Day traders spend hours and hours poring over data and short-term share price movements.

If you have a long-term investing strategy, this foundation means you get to spend much less time managing and tinkering with your portfolio. It can be more work in the beginning, but you’ll be grateful in the years to come.

3. Start small

Many people get put off the idea of investing because they think they need a lot of money to do it.

The benefit of investing over a number of years means that even with small deposits, you could be just as successful as someone putting in a big lump-sum. You can invest regularly and watch as you get closer and closer to your goals.

4. Reduce the risk of losses

We all hate the idea of losing money. It’s this fear that stops a lot of people investing in the first place.

However, by investing for the long-term you can drastically reduce the risk of losing money. There’s no guarantee with investing that you’ll make money. But a diversified portfolio including quality companies you think will still be here in over ten years gives you a great chance of lowering the risk of losses.

5. Cut your costs

Trading shares on a regular basis can be quite expensive, especially if you’re not using a cheap share dealing account.

A long-term outlook can help you manage your costs better. Ultimately, this is going to help you create more gains as you’ll avoid paying too much of your money to other people. Opening a stocks and shares ISA and using your personal allowance each year can also reduce your tax liability.

Please note that tax treatment depends on the specific circumstances of the individual and may be subject to change in the future.

6. Make the most of compounding

The magic ingredient to making compound interest work for you is time.
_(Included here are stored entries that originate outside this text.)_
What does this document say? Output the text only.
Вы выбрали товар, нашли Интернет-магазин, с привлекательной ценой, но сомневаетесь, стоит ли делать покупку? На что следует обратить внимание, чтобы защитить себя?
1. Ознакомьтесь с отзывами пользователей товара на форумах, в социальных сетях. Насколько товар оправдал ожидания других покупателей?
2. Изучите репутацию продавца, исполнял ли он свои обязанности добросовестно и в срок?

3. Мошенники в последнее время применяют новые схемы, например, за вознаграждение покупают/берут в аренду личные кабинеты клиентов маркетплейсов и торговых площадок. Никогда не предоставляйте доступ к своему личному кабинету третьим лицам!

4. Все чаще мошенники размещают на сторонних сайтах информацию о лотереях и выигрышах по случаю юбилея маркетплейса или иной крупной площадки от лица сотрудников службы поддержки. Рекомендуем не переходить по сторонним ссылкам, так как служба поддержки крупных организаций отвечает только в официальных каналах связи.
With time on your side, reinvested returns can make you unstoppable. Einstein even referred to this as the eighth wonder of the world! The longer you invest, the more you can make the most of your investments as your gains compound and grow.

Should you invest, the value of your investment may rise or fall and your capital is at risk. Before investing, your individual circumstances should be assessed. Consider taking independent financial advice.